Ngopi Sore

Kabinet Baru dan Langkah-langkah Catur Jokowi

Sejak mulai memanggil kandidat untuk mengisi komposisi menteri pada kabinet baru sampai pada pelantikannya, Jokowi seperti sedang bermain catur.

Penulis: T. Agus Khaidir | Editor: T. Agus Khaidir
TRIBUNNEWS/DANY PERMANA
Presiden RI Joko Widodo di Istana Negara, Jakarta, beberapa waktu lalu. 

Tahun 2010, Desember, lepas sebulan setelah sampai pada usia 20, Magnus Carlsen menantang Vladimir Kramnik, raksasa catur dari Rusia. Babak kelima London Chess Classic Tournament, dan Carlsen yang menjalankan buah hitam berada dalam posisi genting. Sangat genting. Benar-benar di tepi jurang kematian.

Saat itu, tidak seorang pun pengamat catur memperkirakan Carlsen dapat lolos dari maut. Reputasi Kramnik sebagai "pembunuh berdarah dingin" makin menguatkan perkiraan itu. Sekali lagi, tak seorang pun. Termasuk Garry Kasparov, sang jenius catur yang menonton pertandingan tersebut dari jauh, lewat internet. Kasparov, konon, mencocokkan hitung-hitungannya dengan komputer penganalisis langkah catur, dan hasilnya sesuai.

Namun di London, kematian ternyata tak kunjung datang bagi Carlsen. Tiap kali ajal sudah sangat dekat, ia selalu mampu berkelit. Menggunakan langkah-langkah serba ajaib yang sebelumnya belum pernah ada dalam buku pintar catur.

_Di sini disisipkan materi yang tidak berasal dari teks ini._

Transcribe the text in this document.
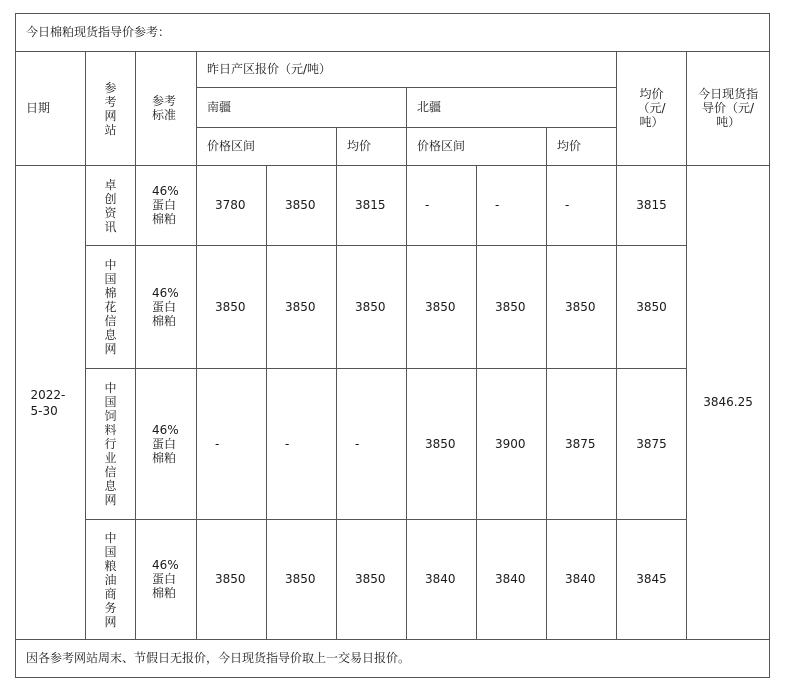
今日棉粕现货指导价参考：										
日期	参考网站	参考标准	昨日产区报价（元/吨）						均价（元/吨）	今日现货指导价（元/吨）
			南疆			北疆				
			价格区间		均价	价格区间		均价		
2022-5-30	卓创资讯	46%蛋白棉粕	3780	3850	3815	-	-	-	3815	3846.25

	中国棉花信息网	46%蛋白棉粕	3850	3850	3850	3850	3850	3850	3850	

	中国饲料行业信息网	46%蛋白棉粕	-	-	-	3850	3900	3875	3875	

	中国粮油商务网	46%蛋白棉粕	3850	3850	3850	3840	3840	3840	3845	
因各参考网站周末、节假日无报价，今日现货指导价取上一交易日报价。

Pada langkah ke 86, Kramnik yang baru sadar dirinya masuk dalam jebakan; serangan ster (ratu) tanpa kombinasi alternatif dan berimbas pengulangan langkah, menawarkan remis.

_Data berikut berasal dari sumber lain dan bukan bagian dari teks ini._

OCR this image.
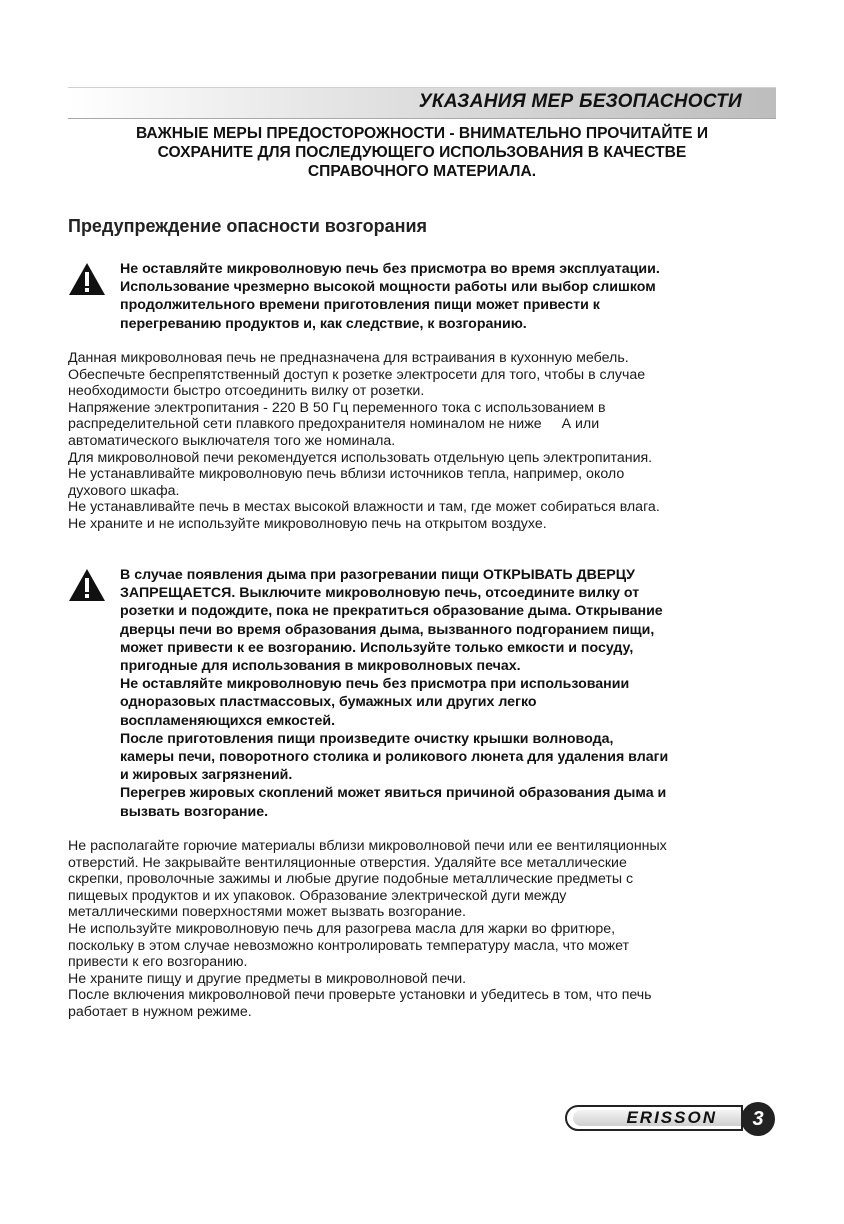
УКАЗАНИЯ МЕР БЕЗОПАСНОСТИ
ВАЖНЫЕ МЕРЫ ПРЕДОСТОРОЖНОСТИ - ВНИМАТЕЛЬНО ПРОЧИТАЙТЕ И
СОХРАНИТЕ ДЛЯ ПОСЛЕДУЮЩЕГО ИСПОЛЬЗОВАНИЯ В КАЧЕСТВЕ
СПРАВОЧНОГО МАТЕРИАЛА.
Предупреждение опасности возгорания
Не оставляйте микроволновую печь без присмотра во время эксплуатации.
Использование чрезмерно высокой мощности работы или выбор слишком
продолжительного времени приготовления пищи может привести к
перегреванию продуктов и, как следствие, к возгоранию.
Данная микроволновая печь не предназначена для встраивания в кухонную мебель.
Обеспечьте беспрепятственный доступ к розетке электросети для того, чтобы в случае
необходимости быстро отсоединить вилку от розетки.
Напряжение электропитания - 220 В 50 Гц переменного тока с использованием в
распределительной сети плавкого предохранителя номиналом не ниже А или
автоматического выключателя того же номинала.
Для микроволновой печи рекомендуется использовать отдельную цепь электропитания.
Не устанавливайте микроволновую печь вблизи источников тепла, например, около
духового шкафа.
Не устанавливайте печь в местах высокой влажности и там, где может собираться влага.
Не храните и не используйте микроволновую печь на открытом воздухе.
В случае появления дыма при разогревании пищи ОТКРЫВАТЬ ДВЕРЦУ
ЗАПРЕЩАЕТСЯ. Выключите микроволновую печь, отсоедините вилку от
розетки и подождите, пока не прекратиться образование дыма. Открывание
дверцы печи во время образования дыма, вызванного подгоранием пищи,
может привести к ее возгоранию. Используйте только емкости и посуду,
пригодные для использования в микроволновых печах.
Не оставляйте микроволновую печь без присмотра при использовании
одноразовых пластмассовых, бумажных или других легко
воспламеняющихся емкостей.
После приготовления пищи произведите очистку крышки волновода,
камеры печи, поворотного столика и роликового люнета для удаления влаги
и жировых загрязнений.
Перегрев жировых скоплений может явиться причиной образования дыма и
вызвать возгорание.
Не располагайте горючие материалы вблизи микроволновой печи или ее вентиляционных
отверстий. Не закрывайте вентиляционные отверстия. Удаляйте все металлические
скрепки, проволочные зажимы и любые другие подобные металлические предметы с
пищевых продуктов и их упаковок. Образование электрической дуги между
металлическими поверхностями может вызвать возгорание.
Не используйте микроволновую печь для разогрева масла для жарки во фритюре,
поскольку в этом случае невозможно контролировать температуру масла, что может
привести к его возгоранию.
Не храните пищу и другие предметы в микроволновой печи.
После включения микроволновой печи проверьте установки и убедитесь в том, что печь
работает в нужном режиме.
ERISSON	3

Inilah satu di antara hasil remis dalam sejarah catur yang dipandang lebih berharga dari kemenangan. Bahkan oleh sebagian pengamat level kedahsyatannya ditempatkan sedikit di atas dua kemenangan Bobby Fisher dengan siasat pengorbanannya melegenda itu; pengorbanan ster kontra Donald Byrne di tahun 1956 dan pengorbanan pawn (bidak) versus Boris Spassky di tahun 1972.

Fisher adalah fenomena. Pula demikian Carlsen. Tolok ukurnya bukan semata koleksi gelar. Namun lebih kepada cara bermain. Bagaimana mereka menyusun dan mengeksekusi siasat.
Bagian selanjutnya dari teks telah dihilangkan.